Bison/Flex print value of terminal from alternative

Question

I have written a simple grammar:

operations :
    /* empty */
    | operations operation ';'
    | operations operation_id ';'
    ;

operation :
    NUM operator NUM
    {
        printf("%d\n%d\n",$1, $3);
    }
    ;

operation_id :
    WORD operator WORD
    {
        printf("%s\n%s\n%s\n",$1, $3, $<string>2);
    }
    ;

operator :
    '+' | '-' | '*' | '/'
    {
        $<string>$ = strdup(yytext);
    }
    ;

As you can see, I have defined an operator that recognizes one of 4 symbols. Now, I want to print this symbol in operation_id. Problem is, that logic in operator works only for last symbol in alternative. So if I write a/b; it prints ab/ and that's cool. But for other operations, eg. a+b; it prints aba. What am I doing wrong?

*I ommited new lines symbols in example output.

Answer 1

This non-terminal from your grammar is just plain wrong.

operator :
    '+' | '-' | '*' | '/' { $<string>$ = strdup(yytext); }
    ;

First, in yacc/bison, each production has an action. That rule has four productions, of which only the last has an associated action. It would be clearer to write it like this:

operator : '+' 
         | '-'
         | '*'
         | '/' { $<string>$ = strdup(yytext); }
         ;

which makes it a bit more obvious that the action only applies to the reduction from the token '/'.

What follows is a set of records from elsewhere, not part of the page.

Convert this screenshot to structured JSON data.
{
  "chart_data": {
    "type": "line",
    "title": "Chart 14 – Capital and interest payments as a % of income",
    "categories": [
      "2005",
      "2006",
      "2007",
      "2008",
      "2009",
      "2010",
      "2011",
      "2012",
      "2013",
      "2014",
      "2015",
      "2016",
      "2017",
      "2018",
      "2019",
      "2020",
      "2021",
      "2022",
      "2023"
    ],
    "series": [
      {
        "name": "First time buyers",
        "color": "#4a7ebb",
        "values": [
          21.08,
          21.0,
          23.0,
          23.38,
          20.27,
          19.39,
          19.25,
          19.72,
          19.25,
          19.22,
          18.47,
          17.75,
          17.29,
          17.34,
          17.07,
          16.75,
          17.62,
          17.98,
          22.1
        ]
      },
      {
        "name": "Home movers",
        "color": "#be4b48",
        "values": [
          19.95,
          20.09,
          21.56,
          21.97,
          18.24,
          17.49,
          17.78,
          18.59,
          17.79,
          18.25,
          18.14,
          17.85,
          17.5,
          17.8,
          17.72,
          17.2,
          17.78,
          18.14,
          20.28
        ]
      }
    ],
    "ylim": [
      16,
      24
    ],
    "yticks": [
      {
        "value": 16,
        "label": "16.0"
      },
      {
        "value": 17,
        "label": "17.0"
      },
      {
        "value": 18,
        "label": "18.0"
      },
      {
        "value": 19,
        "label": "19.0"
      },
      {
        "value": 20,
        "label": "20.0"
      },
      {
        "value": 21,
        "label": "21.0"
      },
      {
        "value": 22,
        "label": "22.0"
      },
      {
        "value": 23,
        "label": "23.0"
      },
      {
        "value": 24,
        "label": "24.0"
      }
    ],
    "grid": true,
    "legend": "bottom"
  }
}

The action itself is incorrect as well. yytext should never be used outside of a lexer action, because its value isn't reliable; it will be the value at the time the most recent lexer action was taken, but since the parser usually (but not always) reads one token ahead, it will usually (but not always) be the string associated with the next token. That's why the usual advice is to make a copy of yytext, but the idea is to copy it in the lexer rule, assigning the copy to the appropriate member of yylval so that the parser can use the semantic value of the token.

You should avoid the use of $<type>$ =. A non-terminal can only have one type, and it should be declared in the prologue to the bison file:

 %type <string> operator

Finally, you will find that it is very rarely useful to have a non-terminal which recognizes different operators, because the different operators are syntactically different. In a more complete expression grammar, you'd need to distinguish between a + b * c, which is the sum of a and the product of b and c, and a * b + c, which is the sum of c and the product of a and b. That can be done by using different non-terminals for the sum and product syntaxes, or by using different productions for an expression non-terminal and disambiguating with precedence rules, but in both cases you will not be able to use an operator non-terminal which produces + and * indiscriminately.

For what its worth, here is the explanation of why a+b results in the output of aba:

1. The production operator : '+' has no explicit action, so it ends up using the default action, which is $$ = $1.

2. However, the lexer rule which returns '+' (presumably -- I'm guessing here) never sets yylval. So yylval still has the value it was last assigned.

3. Presumably (another guess), the lexer rule which produces WORD correctly sets yylval.string = strdup(yytext);. So the semantic value of the '+' token is the semantic value of the previous WORD token, which is to say a pointer to the string "a".

4. So when the rule

   operation_id :
       WORD operator WORD
       {
           printf("%s\n%s\n%s\n",$1, $3, $<string>2);
       }
       ;
   

executes, $1 and $2 both have the value "a" (two pointers to the same string), and $3 has the value "b".

Clearly, it is semantically incorrect for $2 to have the value "a", but there is another error waiting to occur. As written, your parser leaks memory because you never free() any of the strings created by strdup. That's not very satisfactory, and at some point you will want to fix the actions so that semantic values are freed when they are no longer required. At that point, you will discover that having two semantic values pointing at the same block of allocated memory makes it highly likely that free() will be called twice on the same memory block, which is Undefined Behaviour (and likely to produce very difficult-to-diagnose bugs).